A complete Dota 2 analytics user experience for players at all skill levels. We focused on designing usable, attractive, and interactive elements to engage a new population of Dota 2 players. This project was completed in the course of one month for VPGame.


Dota 2 is an Esport which attracts players from all corners of the world to compete as a team of 5. The game holds dozens of tournaments each year with prize pools that can be as much as $25 million for one tournament! Enthusiasts of the game use Dota 2 analytics websites to track their game statistics and identify information relevant to helping them improve.

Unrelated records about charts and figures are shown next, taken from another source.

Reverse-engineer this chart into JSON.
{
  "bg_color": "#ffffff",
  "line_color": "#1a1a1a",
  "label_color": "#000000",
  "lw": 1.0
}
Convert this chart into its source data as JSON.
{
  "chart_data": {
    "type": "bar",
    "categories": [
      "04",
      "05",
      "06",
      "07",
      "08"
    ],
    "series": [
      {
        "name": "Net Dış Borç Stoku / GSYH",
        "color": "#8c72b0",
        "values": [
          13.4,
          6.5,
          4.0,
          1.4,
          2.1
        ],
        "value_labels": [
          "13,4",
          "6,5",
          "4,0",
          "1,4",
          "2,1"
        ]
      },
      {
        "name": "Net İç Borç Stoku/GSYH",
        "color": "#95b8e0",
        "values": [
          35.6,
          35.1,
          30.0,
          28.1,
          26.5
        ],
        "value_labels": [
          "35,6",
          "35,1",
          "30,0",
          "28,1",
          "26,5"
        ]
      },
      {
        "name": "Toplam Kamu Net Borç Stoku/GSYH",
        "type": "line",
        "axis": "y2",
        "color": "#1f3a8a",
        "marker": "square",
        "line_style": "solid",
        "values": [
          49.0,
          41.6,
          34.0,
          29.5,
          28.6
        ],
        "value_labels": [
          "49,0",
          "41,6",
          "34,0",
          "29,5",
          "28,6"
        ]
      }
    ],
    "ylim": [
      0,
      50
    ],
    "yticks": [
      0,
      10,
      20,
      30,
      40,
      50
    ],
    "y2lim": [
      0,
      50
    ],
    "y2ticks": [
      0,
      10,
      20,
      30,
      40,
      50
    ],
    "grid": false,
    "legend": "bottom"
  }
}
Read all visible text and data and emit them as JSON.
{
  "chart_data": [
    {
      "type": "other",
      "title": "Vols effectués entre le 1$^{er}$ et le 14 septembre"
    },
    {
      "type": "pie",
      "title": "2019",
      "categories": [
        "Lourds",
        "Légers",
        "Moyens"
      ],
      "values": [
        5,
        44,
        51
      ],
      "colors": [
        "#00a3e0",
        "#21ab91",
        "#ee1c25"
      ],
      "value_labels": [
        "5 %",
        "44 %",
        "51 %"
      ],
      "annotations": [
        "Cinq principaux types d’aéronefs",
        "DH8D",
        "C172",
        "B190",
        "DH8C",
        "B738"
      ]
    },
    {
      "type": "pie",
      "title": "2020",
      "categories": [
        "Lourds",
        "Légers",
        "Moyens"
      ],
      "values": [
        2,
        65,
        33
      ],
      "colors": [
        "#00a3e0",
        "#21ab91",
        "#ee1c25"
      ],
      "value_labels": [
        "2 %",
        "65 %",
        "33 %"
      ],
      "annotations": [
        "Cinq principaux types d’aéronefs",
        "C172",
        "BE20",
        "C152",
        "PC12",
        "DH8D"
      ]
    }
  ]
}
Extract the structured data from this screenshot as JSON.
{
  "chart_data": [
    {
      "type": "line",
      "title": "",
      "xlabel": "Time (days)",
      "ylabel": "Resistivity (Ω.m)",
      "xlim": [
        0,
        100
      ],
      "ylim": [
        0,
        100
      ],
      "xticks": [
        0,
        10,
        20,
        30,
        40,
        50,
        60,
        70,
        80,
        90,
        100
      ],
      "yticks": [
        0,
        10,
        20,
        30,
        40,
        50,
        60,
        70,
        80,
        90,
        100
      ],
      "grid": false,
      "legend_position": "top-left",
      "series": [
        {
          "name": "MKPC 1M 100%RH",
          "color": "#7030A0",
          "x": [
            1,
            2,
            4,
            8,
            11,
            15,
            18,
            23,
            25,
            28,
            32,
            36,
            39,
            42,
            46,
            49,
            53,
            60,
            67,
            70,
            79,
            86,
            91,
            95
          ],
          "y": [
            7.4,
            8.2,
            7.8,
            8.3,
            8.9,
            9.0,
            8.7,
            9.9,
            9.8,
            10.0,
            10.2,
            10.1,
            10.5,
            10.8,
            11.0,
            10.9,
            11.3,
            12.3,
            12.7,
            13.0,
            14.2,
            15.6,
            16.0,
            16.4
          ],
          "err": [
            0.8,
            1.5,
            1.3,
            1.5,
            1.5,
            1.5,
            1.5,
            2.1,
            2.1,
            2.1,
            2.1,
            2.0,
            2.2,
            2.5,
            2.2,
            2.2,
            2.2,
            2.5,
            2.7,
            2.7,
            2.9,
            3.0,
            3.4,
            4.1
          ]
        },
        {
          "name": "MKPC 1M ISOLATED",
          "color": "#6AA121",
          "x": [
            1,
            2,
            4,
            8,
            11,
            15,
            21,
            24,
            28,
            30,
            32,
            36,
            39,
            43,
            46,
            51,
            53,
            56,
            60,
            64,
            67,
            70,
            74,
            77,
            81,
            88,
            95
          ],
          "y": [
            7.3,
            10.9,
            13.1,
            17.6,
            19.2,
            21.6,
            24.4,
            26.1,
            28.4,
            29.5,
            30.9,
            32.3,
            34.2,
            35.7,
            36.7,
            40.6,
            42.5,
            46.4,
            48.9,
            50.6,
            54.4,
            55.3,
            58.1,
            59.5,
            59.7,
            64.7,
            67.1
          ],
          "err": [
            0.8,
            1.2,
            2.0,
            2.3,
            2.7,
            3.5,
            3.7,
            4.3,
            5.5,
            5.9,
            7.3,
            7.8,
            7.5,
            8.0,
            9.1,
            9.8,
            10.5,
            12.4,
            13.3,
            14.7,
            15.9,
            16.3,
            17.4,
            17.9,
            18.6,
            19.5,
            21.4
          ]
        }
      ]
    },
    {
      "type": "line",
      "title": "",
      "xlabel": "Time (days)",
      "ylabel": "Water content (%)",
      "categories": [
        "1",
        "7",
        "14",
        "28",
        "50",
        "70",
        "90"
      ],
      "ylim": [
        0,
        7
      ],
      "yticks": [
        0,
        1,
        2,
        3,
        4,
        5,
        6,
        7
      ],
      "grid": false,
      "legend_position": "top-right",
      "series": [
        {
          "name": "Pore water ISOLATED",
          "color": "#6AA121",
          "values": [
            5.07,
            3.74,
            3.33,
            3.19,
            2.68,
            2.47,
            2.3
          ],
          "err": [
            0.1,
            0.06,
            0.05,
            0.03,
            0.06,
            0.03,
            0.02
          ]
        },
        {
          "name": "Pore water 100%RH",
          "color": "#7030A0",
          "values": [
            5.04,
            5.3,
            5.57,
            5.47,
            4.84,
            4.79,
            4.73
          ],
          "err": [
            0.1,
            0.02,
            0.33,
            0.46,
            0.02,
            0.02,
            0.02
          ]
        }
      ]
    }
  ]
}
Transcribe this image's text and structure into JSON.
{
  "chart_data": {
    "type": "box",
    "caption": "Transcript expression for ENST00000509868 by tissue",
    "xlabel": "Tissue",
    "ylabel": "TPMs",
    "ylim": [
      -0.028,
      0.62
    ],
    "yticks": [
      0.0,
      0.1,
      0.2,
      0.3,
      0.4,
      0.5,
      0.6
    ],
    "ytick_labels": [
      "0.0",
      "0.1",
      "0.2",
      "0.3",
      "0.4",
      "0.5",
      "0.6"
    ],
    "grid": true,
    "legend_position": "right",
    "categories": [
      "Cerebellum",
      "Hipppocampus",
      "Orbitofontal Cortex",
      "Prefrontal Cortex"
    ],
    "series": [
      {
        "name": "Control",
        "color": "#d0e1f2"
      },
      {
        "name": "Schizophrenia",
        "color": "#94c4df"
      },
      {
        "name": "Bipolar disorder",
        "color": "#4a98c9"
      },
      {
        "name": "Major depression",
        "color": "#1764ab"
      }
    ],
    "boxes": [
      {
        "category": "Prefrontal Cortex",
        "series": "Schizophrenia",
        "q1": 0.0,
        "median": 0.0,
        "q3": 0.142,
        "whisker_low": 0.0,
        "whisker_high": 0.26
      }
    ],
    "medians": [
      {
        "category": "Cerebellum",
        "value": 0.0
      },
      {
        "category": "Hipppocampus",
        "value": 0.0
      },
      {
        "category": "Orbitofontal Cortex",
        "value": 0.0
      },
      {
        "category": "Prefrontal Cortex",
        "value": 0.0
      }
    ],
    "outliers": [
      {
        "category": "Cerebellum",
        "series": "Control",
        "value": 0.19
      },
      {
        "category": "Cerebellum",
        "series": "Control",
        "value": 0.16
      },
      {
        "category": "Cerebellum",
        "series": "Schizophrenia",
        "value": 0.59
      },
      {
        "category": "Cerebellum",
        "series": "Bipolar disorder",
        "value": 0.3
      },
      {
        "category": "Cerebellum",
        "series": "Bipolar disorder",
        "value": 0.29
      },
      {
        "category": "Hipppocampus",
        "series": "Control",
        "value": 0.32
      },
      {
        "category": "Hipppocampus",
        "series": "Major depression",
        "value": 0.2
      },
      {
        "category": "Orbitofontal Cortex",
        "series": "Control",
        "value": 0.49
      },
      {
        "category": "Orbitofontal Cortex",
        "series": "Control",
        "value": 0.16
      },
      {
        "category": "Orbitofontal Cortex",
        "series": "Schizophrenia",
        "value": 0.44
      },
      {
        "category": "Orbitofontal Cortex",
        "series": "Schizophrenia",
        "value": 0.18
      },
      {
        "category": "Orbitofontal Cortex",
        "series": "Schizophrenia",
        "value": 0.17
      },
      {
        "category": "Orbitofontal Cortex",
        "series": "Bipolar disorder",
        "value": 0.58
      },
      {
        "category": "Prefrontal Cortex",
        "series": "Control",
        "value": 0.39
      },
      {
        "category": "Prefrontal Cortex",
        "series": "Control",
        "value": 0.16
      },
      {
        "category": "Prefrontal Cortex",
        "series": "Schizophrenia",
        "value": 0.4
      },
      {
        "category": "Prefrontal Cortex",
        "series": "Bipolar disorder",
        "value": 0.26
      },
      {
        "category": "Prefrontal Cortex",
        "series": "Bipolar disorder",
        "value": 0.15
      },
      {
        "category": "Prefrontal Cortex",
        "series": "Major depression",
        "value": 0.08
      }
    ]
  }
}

VPGame wanted to break into the Dota 2 analytics market, attracting players from different regions and skill levels. There are currently several Dota 2 analytics tools available, with only a few capturing majority of the market share. Our goal was to create an engaing user experience that would entice players to try our tool.

UX Process

Figure 1. Design process overview.

Acting as the product lead, I drove the UX process for our team of three: constant communication, leading UX research, being a mentor, sketching, designing interfaces, guerilla usability testing, and UI design.


Requirements Gathering

We began our project by doing stakeholder interviews to get a complete sense of who our stakeholders are and their expectations for this project. This set a precedent where we lay out our plan and the people invested in the product know what to expect; there are no surprises when we deliver milestones throughout our projects. We also made an effort to reach out to our development team to start building chemistry and understanding how they expect to receive designs and what works for them. Understanding both the business and engineering constraints and getting everyone on the same page is essential to starting a successful project.


Considering we only had one month to give a completely designed system, we had to be FAST with our user research. We utilized a survey and user interviews to generate information to create a persona detailing who are target users are, their wants, and their needs. Our research on Dota 2 players helped focus our design around creating an interactive analytics tool and something we call a player snapshot which quickly gives a visual data summary of who a player is in the game.

Figure 2. An example of one of our initial personas.


Competitive Analysis

Having a good idea of the ideal product for our business, we wanted to understand the product landscape surrounding esports analytics tools. We surveyed several direct competitors tools and a few indirect tools (traditional sports analytics) to get a better idea of what the target market is currently using. This is extremely helpful in seeing what is most successful for an intended audience and generating questions surrounding the pain points of current usage.

Figure 3. Screenshot of a competitive analysis being created.


As a UX designer you want to always be sketching! In fact, this is something we do every day as a group in my team at VPGame. This helps you quickly get ideas out and shared with everybody around you. For this project in particular, we utilized the Bill Buxton 10×10 method to get our most important page underway.

As I gained experience in my role, I started to understand that while I saw sketching as foundation to UX Design, my stakeholders did not. I needed to quickly adjust my strategy to rally my stakeholders around me as a project lead and boost their confidence. After some more conversations about some of their previous projects, I began to understand they valued digital wireframes very highly.

Figure 4. Early Analytics Dashboard Sketches.



Translating sketches to wireframes helps you start to think about how you can adapt ideas to the constraints of what devices your users have. In our case, our primary users were young males who love to game and generally view analytics on their Windows 10 desktop.

We were able to quickly transfer our sketches to digital wireframes and get them onto the screens of our stakeholders. This gave them further confidence and another ‘buy-in’ to where the project was going. Now we wanted to ensure our users would get an experience that they found easy to use and would enjoy.

Figure 4. Initial Digital Wireframes.


At this point in the process we had roughly 10 days left. We decided that some usability testing was better than nothing. We brought in a convenience sample of 3 Dota players to go through a usability test of our digital prototype. Most of our users were able to complete each task, but a few in particular challenged our participants. Critical pain points led to a new design solution. Our largest finding came forth when debriefing with participants. What we found was more of a foundational revelation in the data we were showing. Our users wanted to see their lifetime stats for their entire Dota 2 career and we co-designed a few ways to show this information.

0 = task failure, 1 = task completed with difficulty, 2 = task completed with ease.


Closing in on the last week before our deadline, we needed to ship this product and it needed to look good. After defining our typography and color palette, we went full force into designing our first iterations of our analytics tool.

Figure 6. First iteration of Dota Analytics design.

After several reviews and presentations, we arrived at something our users and our stakeholders were ultimately satisfied with.

Figure 6. Final design iteration.


Ultimately the Chinese team is using this tool to evaluate up and coming Dota 2 players. The team is looking to test and improve the tool as Dota grows and changes.